One of the impacts of the study is the ability to target one of the proteins, called Cd81, to halt the spread of breast cancer and other cancers. The newly identified protein is part of tiny fragments of cells called exosomes. In a cancer state, the tumor cell releases exosomes to influence neighboring cells. The researchers discovered that normal cells surrounding the tumor also secrete exosomes which help the tumor cells to spread.
“We wanted to find out how these different cells are communicating – from tumor cells to normal cells, and vice versa,” says Dr. Jeff Wrana. “Classically, scientists have believed that communication between cells occurs in a simple fashion, that is, one signal (one word) back and forth. We found, to our disbelief, that these cells are exchanging whole paragraphs of information.”
“Instead of only targeting the primary tumor, we can now pinpoint the cells in the tumor environment that are responding to the tumor and target those too,” says Valbona Luga. “We hope to use our new knowledge of the tumor immediate surroundings to intercept its signals to cancer cells, and by doing so, drastically impede tumor spreading.”
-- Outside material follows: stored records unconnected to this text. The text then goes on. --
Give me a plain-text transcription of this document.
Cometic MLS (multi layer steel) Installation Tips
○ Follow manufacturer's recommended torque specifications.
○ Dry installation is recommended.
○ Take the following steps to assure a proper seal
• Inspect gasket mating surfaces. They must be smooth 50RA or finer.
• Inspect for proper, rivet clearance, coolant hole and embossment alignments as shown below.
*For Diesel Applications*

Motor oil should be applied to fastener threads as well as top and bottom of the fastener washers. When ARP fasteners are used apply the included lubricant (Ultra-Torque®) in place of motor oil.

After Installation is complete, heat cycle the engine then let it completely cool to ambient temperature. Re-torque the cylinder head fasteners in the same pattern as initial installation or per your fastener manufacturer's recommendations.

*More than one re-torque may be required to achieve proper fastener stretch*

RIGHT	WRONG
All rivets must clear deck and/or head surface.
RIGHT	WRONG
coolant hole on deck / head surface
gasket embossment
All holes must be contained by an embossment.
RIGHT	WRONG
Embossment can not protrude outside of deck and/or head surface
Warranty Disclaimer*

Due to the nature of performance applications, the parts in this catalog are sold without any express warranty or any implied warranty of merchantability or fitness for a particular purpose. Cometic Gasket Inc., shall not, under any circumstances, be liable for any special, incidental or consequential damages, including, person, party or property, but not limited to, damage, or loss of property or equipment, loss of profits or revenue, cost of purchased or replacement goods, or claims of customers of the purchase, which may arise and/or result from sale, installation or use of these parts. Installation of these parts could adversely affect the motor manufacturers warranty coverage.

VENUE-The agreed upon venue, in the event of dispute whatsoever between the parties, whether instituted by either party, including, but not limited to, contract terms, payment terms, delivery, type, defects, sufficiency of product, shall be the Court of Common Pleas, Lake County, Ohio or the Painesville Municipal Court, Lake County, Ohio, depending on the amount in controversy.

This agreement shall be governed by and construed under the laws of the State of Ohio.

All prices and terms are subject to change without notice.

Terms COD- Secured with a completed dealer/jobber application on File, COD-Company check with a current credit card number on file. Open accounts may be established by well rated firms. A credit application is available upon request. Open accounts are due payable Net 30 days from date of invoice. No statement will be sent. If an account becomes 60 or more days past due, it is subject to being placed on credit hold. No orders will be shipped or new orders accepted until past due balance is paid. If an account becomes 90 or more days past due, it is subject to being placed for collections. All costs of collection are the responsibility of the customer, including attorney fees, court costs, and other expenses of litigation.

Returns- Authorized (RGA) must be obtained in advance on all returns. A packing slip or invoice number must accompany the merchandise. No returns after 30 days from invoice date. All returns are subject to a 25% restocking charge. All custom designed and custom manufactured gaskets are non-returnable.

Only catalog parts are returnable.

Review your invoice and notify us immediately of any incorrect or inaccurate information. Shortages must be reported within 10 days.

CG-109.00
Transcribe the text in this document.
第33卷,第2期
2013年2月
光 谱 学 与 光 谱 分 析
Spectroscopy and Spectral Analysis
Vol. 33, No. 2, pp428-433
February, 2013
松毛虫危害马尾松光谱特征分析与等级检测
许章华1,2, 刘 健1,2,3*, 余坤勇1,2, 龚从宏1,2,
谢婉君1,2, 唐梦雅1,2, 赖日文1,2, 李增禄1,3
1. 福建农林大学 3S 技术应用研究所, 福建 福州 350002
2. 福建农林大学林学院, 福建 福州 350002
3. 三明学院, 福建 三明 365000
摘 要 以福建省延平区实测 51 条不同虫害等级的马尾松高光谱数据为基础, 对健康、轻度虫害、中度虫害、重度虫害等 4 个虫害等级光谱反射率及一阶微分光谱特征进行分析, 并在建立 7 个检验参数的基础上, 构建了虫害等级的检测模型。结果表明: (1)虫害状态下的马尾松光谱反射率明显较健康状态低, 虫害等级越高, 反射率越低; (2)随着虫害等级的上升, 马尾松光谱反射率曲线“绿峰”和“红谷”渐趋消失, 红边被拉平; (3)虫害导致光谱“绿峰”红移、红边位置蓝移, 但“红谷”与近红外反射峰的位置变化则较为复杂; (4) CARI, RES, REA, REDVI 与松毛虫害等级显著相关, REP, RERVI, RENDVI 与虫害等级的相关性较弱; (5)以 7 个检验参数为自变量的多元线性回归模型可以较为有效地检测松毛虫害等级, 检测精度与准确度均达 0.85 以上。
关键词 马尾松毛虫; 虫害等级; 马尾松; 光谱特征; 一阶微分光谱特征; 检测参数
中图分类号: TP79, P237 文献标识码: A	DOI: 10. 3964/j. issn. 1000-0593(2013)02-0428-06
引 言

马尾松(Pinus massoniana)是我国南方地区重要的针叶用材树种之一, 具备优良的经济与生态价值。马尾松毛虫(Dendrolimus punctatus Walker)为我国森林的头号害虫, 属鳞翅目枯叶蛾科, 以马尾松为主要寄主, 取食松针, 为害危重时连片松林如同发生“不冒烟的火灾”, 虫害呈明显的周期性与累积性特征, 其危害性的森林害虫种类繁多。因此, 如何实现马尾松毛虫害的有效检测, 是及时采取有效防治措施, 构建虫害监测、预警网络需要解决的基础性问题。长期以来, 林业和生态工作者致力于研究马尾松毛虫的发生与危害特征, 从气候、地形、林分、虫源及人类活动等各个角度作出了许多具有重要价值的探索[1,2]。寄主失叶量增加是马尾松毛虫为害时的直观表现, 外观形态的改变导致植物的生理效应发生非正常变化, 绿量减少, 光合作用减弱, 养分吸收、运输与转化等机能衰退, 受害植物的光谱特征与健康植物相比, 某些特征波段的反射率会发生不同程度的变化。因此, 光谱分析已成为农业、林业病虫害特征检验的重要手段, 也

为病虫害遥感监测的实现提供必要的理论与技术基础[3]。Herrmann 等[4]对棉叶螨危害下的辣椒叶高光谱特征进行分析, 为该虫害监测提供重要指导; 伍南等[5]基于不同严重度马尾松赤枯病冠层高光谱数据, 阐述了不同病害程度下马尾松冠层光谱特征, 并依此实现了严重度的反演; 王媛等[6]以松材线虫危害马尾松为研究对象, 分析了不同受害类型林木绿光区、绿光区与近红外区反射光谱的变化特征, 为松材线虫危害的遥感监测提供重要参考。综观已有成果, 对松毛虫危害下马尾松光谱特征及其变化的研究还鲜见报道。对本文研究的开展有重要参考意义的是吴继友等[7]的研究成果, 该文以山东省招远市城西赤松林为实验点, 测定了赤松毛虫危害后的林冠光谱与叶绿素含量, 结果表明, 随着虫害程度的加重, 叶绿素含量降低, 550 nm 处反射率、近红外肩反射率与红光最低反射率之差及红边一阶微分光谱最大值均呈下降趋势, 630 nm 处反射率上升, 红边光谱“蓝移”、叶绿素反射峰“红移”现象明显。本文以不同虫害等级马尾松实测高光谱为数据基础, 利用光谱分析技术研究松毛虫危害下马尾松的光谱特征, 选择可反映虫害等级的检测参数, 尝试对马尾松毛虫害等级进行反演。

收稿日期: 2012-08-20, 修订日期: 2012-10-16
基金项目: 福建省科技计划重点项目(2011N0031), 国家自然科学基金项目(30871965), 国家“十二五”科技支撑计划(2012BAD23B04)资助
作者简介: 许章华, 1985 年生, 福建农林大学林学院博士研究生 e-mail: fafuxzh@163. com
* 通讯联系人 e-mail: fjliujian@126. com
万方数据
When exosomes were initially discovered in the 1980s, they were classified as little more than cell waste. In the 1990s, scientists linked their role to the healthy function of the immune system. Now, the Lunenfeld team has provided compelling evidence that exosomes are linked to cancer metastasis, and identified important proteins and molecules in normal cells and cancer cells that can be targeted to halt cancer’s spread.